To celebrate its 50th anniversary, the Kalispell Ski Club picked up the tab last Saturday evening for anyone in the valley who wanted to make some turns at Whitefish Mountain Resort. And yet what might be most amazing about the Kalispell Ski Club’s long history is that such a display of generosity pales alongside the service the club’s members have performed on Big Mountain for five decades.

Since 1959, the Kalispell Ski Club has been promoting, teaching and spreading the sport of skiing in the Flathead, primarily by making what can be an expensive and intimidating sport more affordable and accessible. The club’s annual ski swap, held every fall at the Northwest Montana fairgrounds, gives families access to quality, inexpensive used and new equipment.

But for decades, the nonprofit club’s core mission has been offering ski lessons to kids and teenagers at the beginner and intermediate levels. And the hundreds of skiers throughout Montana and beyond addicted to skiing will attest to the club’s success.

Matt Shearer, a former president of the Kalispell Ski Club who also directed its “Learn-to-Ski” program, interviewed many of its founding members. He credits Jean Arthur’s book, “Hellroaring: Fifty Years on the Big Mountain,” as the definitive chronicle of the events surrounding the birth of the resort there. In the 1950s, he said, Whitefish Ski Club members saw a need for a similar organization for their neighbors to the south.
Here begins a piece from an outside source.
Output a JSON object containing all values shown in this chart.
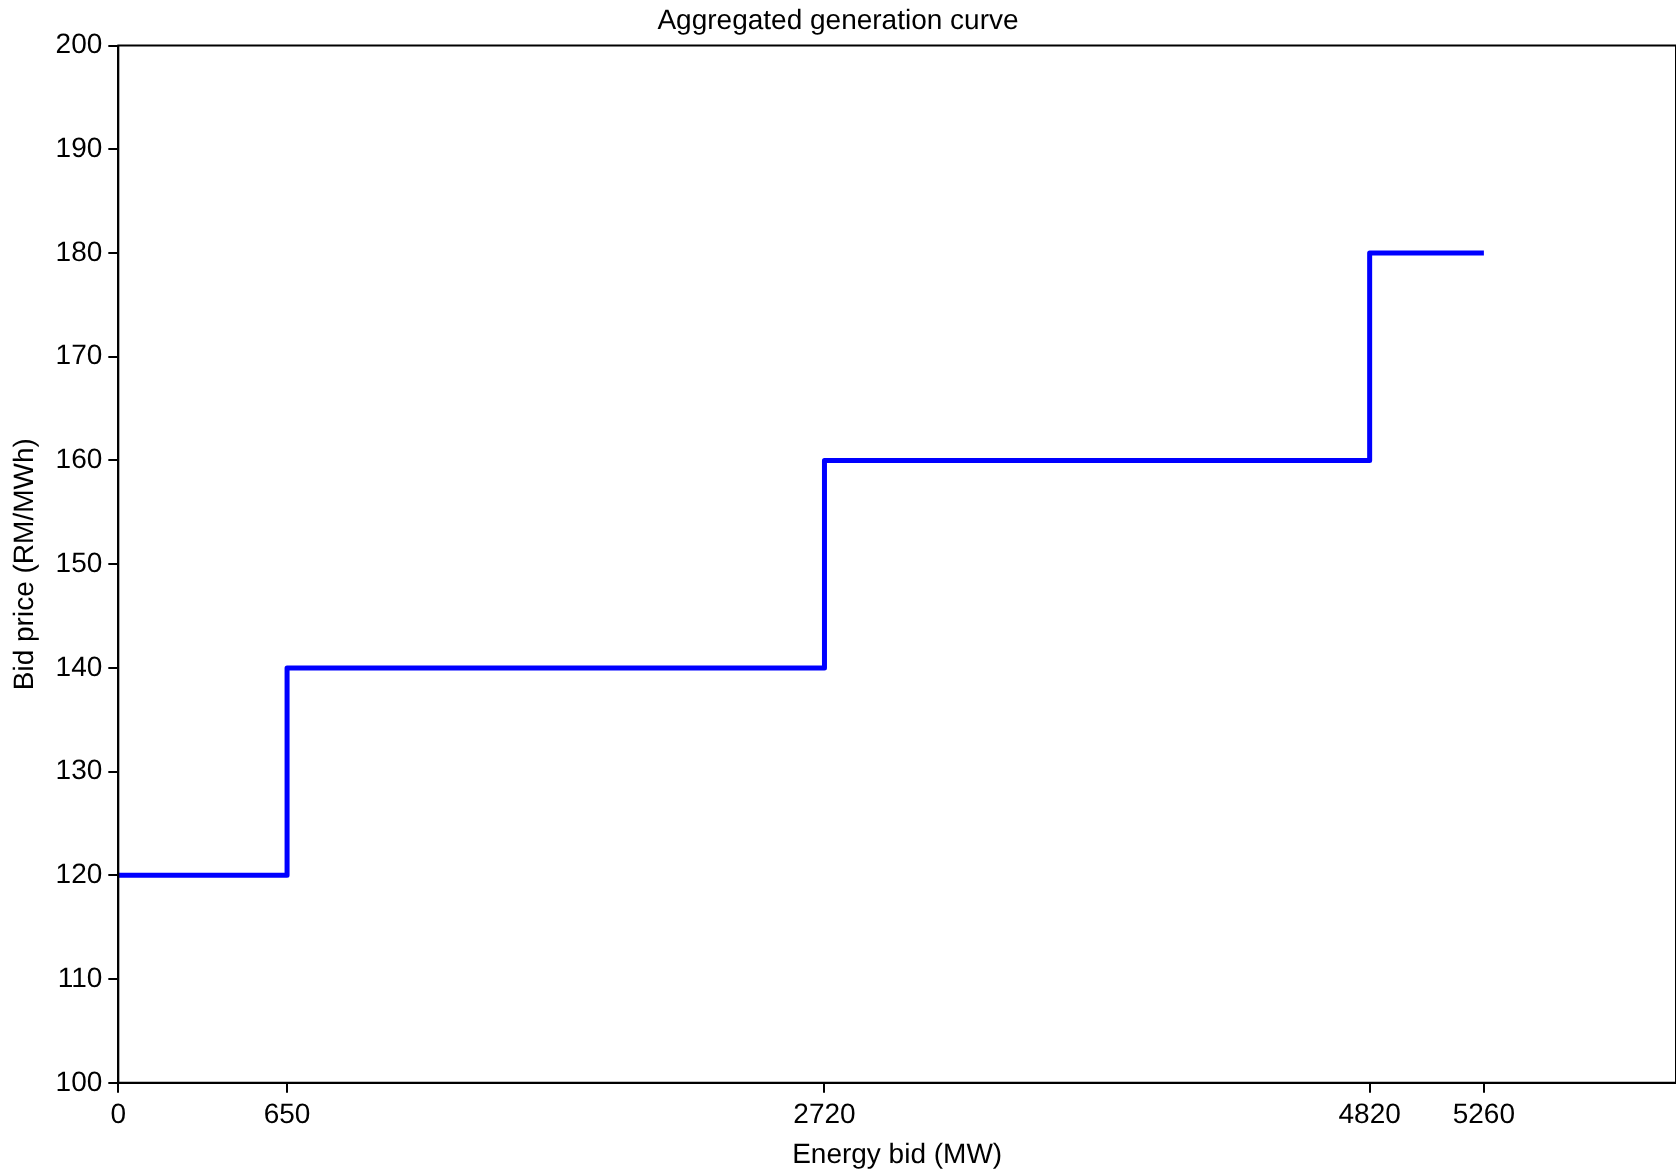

“Members of the Whitefish Ski Club decided that maybe they ought to have something for Kalispell, because people were commuting,” Shearer said.

Oystein and Gail Boveng, along with Bob Fehlberg and Jim Stephens were among the founding members of the Kalispell Ski Club, according to Shearer, who said there were others involved but he had difficulty researching who they were.

In its early days, an enormous amount of volunteer effort went into making the resort a successful, ongoing venture and into developing athletes to ski there.

“Their issue and our issue still is to introduce people to skiing and make it a lifetime sport,” Shearer added. “The mission is the same.”

The club began with 10 or 12 instructors teaching somewhere between 50 and 75 kids. In the ensuing decades the club has grown to include as many as 400 families a few years ago, though Shearer believes membership has tapered off a bit since then. But as the club grew, the demand for volunteers to work as ski instructors increased.

“As we had more people willing to teach, then we had more and more teachers available so we could teach more applicants,” he said.

Over time, the hundreds of kids passing though the Kalispell Ski Club’s instructional program developed into a feeder program for the resort, developing its racing squads as well as its local customer base.

“You get these kids, 6 to 14, hooked on skiing and that becomes their priority,” Shearer said. “It becomes a real positive focus in their lives and it does for their families too.”

Shearer credits Pat Gyrion, who ran the ski school for 15 years, as being instrumental in making the program what it is – and his dedication was characteristic of the many volunteers who passed through the Kalispell Ski Club over the years.

“He carried all of the ski school signs up every Saturday morning and took them down every Saturday night,” Shearer said. “That became kind of a full-time job for him.”

On a recent weekday, when the snow was dumping out of the sky, Shearer headed up to the mountain to ski, and marveled at the crowds, even after the holidays had passed.

There were many skiers. They were all locals. And the Kalispell Ski Club had a hand in teaching many of them.

“The ski clubs have had a major impact on filling those parking lots over the years,” Shearer said. “It’s wonderful for the mountain and it’s wonderful for us.”